A password manager effectively gathers all used credentials into a single database, either stored on the user’s own device or in the cloud. At this point, the password manager completely relies on the assumption that access to the storage device is confidential. Malware such as keyloggers disproportionally affect users of password managers, as a stolen master password will result in all stored credentials being stolen.
In essence, a password manager gathers all used credentials into a single point of failure, like writing down passwords in a single physical notebook; so why don’t we just do that?
Let’s weigh the advantages of password managers over writing down passwords:
- More resilient against physical threats, such as someone breaking into your house
- Automatic generation of strong passwords without human-induced character correlations
- Proper use of password managers guarantees unique passwords being used across all services, while someone who writes down passwords might still fall under the trap of reusing passwords
- Accessibility of passwords anywhere with an internet connection
- Redundancy of digital data means the data is significantly safer from damage (fire, flooding, etc)
- Credentials autocomplete for added convenience
- Password managers are better at identifying phishing websites than humans
- Multiple factor authentication significantly mitigates the risk of a single point of failure
Now let’s weigh the advantages of writing passwords in a notebook over a password manager:
- Resilient against remote attacks, paper is less hackable than computers
- No risk of forgetting the master password and losing access to all credential data
- Reduced risk surface
- Writing down passwords is more friendly to non-tech-savvy users
- Self-ownership over data. Usage of cloud-based password managers involves the handing over of sensitive information to a third party. This includes information about used websites, usernames, and passwords.
- The risks posed to a notebook sitting on one’s desk are better understood than the risks of digital data. New methods of extracting written information come up a lot rarer than cybersecurity threats.
- Cloud-based password managers tend to have a subscription fee business model
For most people, a password manager that is appropriately secured will provide the best balance of both security and usability. NCSC has provided the following recommendations for using password managers securely:
- Use two-factor authentication on the password manager. This is an essential step in mitigating the main risk of password managers – the single point of failure. With 2FA set up, an attacker that has gained access to the master password will not be able to compromise the victim’s accounts.
- Choose a strong master password to control access to the password manager. NCSC recommends the three random words methods to come up with memorable, long, and sufficiently random passwords. If memorising this password will be an issue, NCSC says that it is fine to write these down on paper, provided it is kept safe and out of sight. To someone not explicitly looking for credentials (a burglar), three seemingly random words written down on a piece of paper without additional context would be hard to correlate to a password manager.
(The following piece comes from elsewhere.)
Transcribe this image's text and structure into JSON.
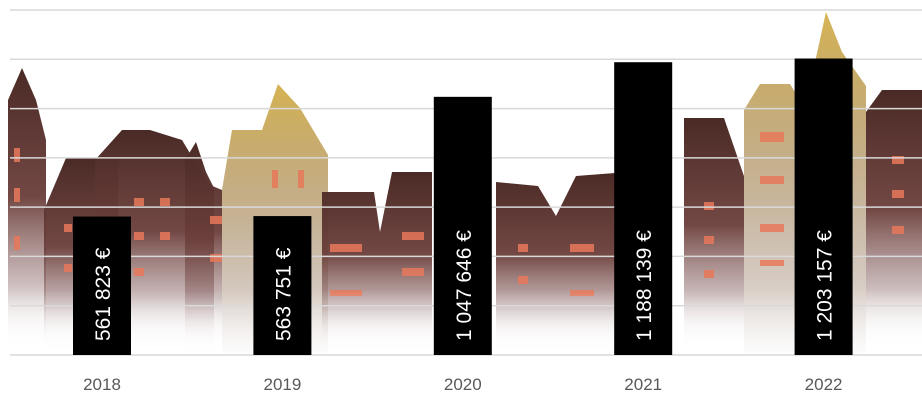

- Keep the used password manager software updated.
While a password manager will likely greatly benefit one’s password usage, as discussed, there are valid upsides and downsides to both solutions, and choosing the right approach is reliant on an individual’s own situation.
It is not without merit for someone to decide that they want full autonomy over their online banking credentials or recommend to a non-tech-savvy person to write their passwords down as they might struggle with handling a password manager.
Our takeaway is, to do what’s right for you in relation to your usage and threat landscape.